Une fin qui aurait pu être évitée…
Esther va mal et sa situation se dégrade davantage. Quelques habitants de l’avenue décident de contacter la grande tante de l’enfant qui vit en Europe. On lui explique la situation de sa nièce. Elle est surprise d’apprendre que sa nièce est gravement malade. En plus, son père refuse de la conduire à l’hôpital. La tante de mon amie contacte directement un hôpital à Kinshasa pour qu’on vienne chercher sa nièce et la conduire à l’hôpital. La tante paie d’avance les frais d’ambulance, consultation et le nécessaire pour la prise en charge de sa nièce.
Une ambulance arrive dans la parcelle familiale pour récupérer Esther. Contre toute attente, les parents refusent de laisser partir leur fille. Touchés par l’état de santé de mon amie, les jeunes du quartier tentent de forcer les parents d’Esther pour qu’ils confient leur enfant à l’ambulance. Mais cela ne marche pas. L’ambulancier repart, déçu et énervé, sans la patiente.
La tante apprend la nouvelle de ce refus, avec l’aide de certains jeunes du quartier, elle contacte la police le lendemain de l’incident. Et le même jour, des agents de la police viennent voir les parents d’Esther pour trouver une solution. Un jour après la descente des agents de la police, l’ambulance revient chercher Esther et la conduire à l’hôpital. Elle est dans un état plus que critique. Son ventre est tellement ballonné qu’on la croirait enceinte prête à accoucher. Mon amie ne peut ni manger, ni marcher et sa fièvre ne tombe plus. J’ai les larmes aux yeux quand je la vois toute maigre. Sa famille l’accompagne dans l’ambulance. Plus tard, on apprend le diagnostic. Esther est atteinte de la cirrhose de foie. On ne saura jamais si elle souffrait vraiment la rate comme le pensaient ses parents. On ne nous donne pas l’information.
Repose en paix
A l’hôpital, Esther est prise en charge. Les médecins font le nécessaire avec un traitement adéquat. Le miracle se produit. Esther reprend un peu de force. Son état s’améliore. C’est là que l’impensable se produit.
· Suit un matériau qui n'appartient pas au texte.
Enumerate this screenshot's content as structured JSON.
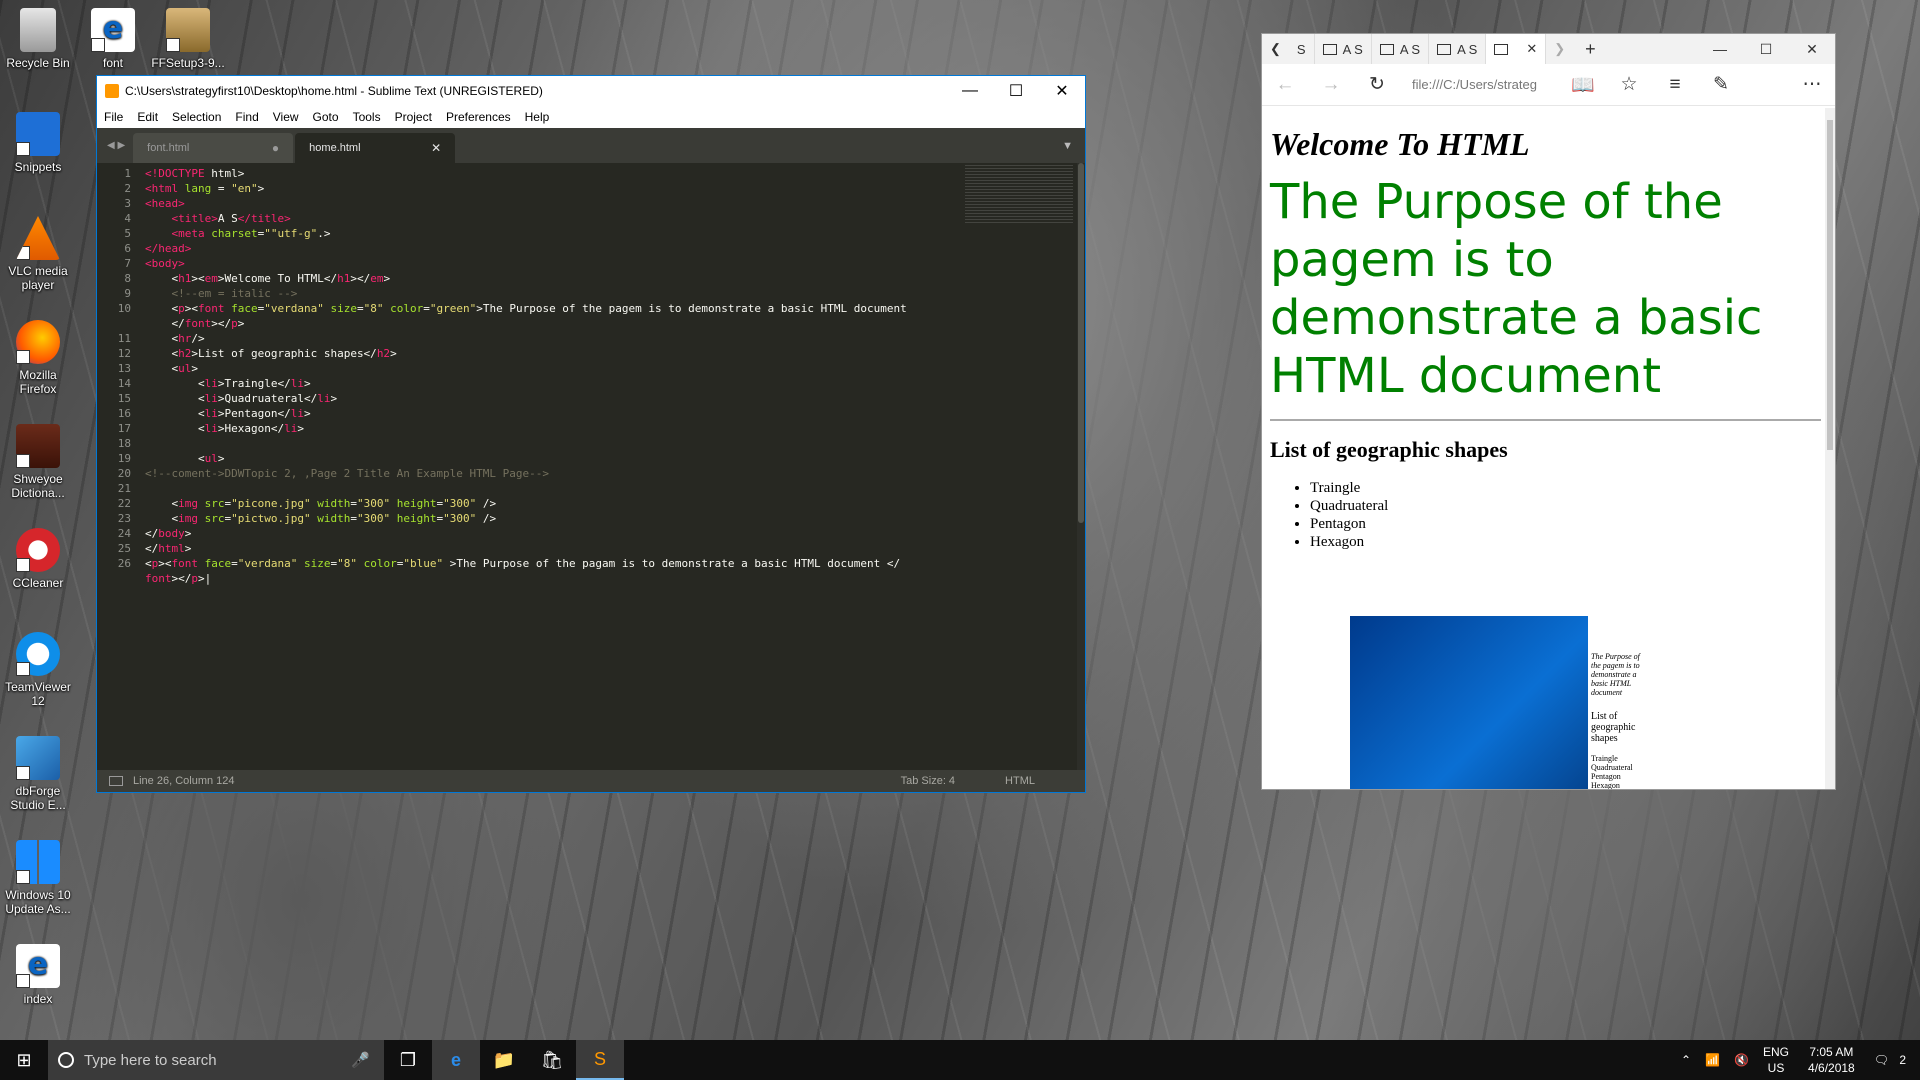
{
  "desktop": {
    "icons": [
      {
        "label": "Recycle Bin"
      },
      {
        "label": "font"
      },
      {
        "label": "FFSetup3-9..."
      },
      {
        "label": "Snippets"
      },
      {
        "label": "VLC media player"
      },
      {
        "label": "Mozilla Firefox"
      },
      {
        "label": "Shweyoe Dictiona..."
      },
      {
        "label": "CCleaner"
      },
      {
        "label": "TeamViewer 12"
      },
      {
        "label": "dbForge Studio E..."
      },
      {
        "label": "Windows 10 Update As..."
      },
      {
        "label": "index"
      }
    ]
  },
  "sublime": {
    "title": "C:\\Users\\strategyfirst10\\Desktop\\home.html - Sublime Text (UNREGISTERED)",
    "menu": [
      "File",
      "Edit",
      "Selection",
      "Find",
      "View",
      "Goto",
      "Tools",
      "Project",
      "Preferences",
      "Help"
    ],
    "tabs": [
      {
        "label": "font.html",
        "marker": "●"
      },
      {
        "label": "home.html",
        "marker": "✕"
      }
    ],
    "line_numbers": [
      "1",
      "2",
      "3",
      "4",
      "5",
      "6",
      "7",
      "8",
      "9",
      "10",
      "",
      "11",
      "12",
      "13",
      "14",
      "15",
      "16",
      "17",
      "18",
      "19",
      "20",
      "21",
      "22",
      "23",
      "24",
      "25",
      "26"
    ],
    "status": {
      "position": "Line 26, Column 124",
      "tab_size": "Tab Size: 4",
      "syntax": "HTML"
    }
  },
  "edge": {
    "tabs": [
      {
        "label": "S"
      },
      {
        "label": "A S"
      },
      {
        "label": "A S"
      },
      {
        "label": "A S"
      }
    ],
    "address": "file:///C:/Users/strateg",
    "page": {
      "h1": "Welcome To HTML",
      "green_text": "The Purpose of the pagem is to demonstrate a basic HTML document",
      "h2": "List of geographic shapes",
      "list": [
        "Traingle",
        "Quadruateral",
        "Pentagon",
        "Hexagon"
      ],
      "thumb_text": "The Purpose of the pagem is to demonstrate a basic HTML document",
      "thumb_h2": "List of geographic shapes",
      "thumb_list": [
        "Traingle",
        "Quadruateral",
        "Pentagon",
        "Hexagon"
      ]
    }
  },
  "taskbar": {
    "search_placeholder": "Type here to search",
    "language": "ENG",
    "region": "US",
    "time": "7:05 AM",
    "date": "4/6/2018",
    "notifications": "2"
  }
}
Les parents de mon amie estiment que l’hôpital n’est pas assez bien pour leur fille. Ils décident, sur un coup de tête, de la faire transférer dans un meilleur hôpital. Pour qu’on laisse partir leur fille ? Ils sèment le désordre. Pour protéger d’autres patients, les médecins sont obligés de les laisser partir avec Esther. Sans ambulance. Pendant ce transfert dans un taxi banal, Esther meurt. C’est autour de 15h, dans la chaleur du véhicule que mon amie rend l’âme. J’ai du mal à accepter cette mort. J’ai perdu celle qui était comme une sœur pour moi. La mort dans l’âme, les larmes qui perlent sur les joues, je te dis Adieux Esther.
En fait, je pense que cette fin aurait pu être évitée. C’est révoltant. Mais, que faire alors que je me sens impuissante ? Je ne sais pas. Esther serait toujours en vie si elle avait reçu des soins appropriés à temps. Là, elle est morte. Elle a perdu la vie, juste parce que son droit à la santé, le droit d’avoir accès aux soins de santé de qualité n’a pas été respecté. Ma future modéliste, styliste repose avec les anges. Elle n’est plus. Elle emporte avec elle son avenir et ses rêves dans la tombe. Il y aurait sûrement d’autres enfants qui sont victimes des croyances et de l’imposition de leurs parents dans cette situation.
Si je devais lui dire un mot, ce serait que j’aurais dû faire plus pour l’aider. Alors, si je n’y arrive pas, je veillerai sur ses petits frères. Elle en avait deux. Repose en paix mon amie.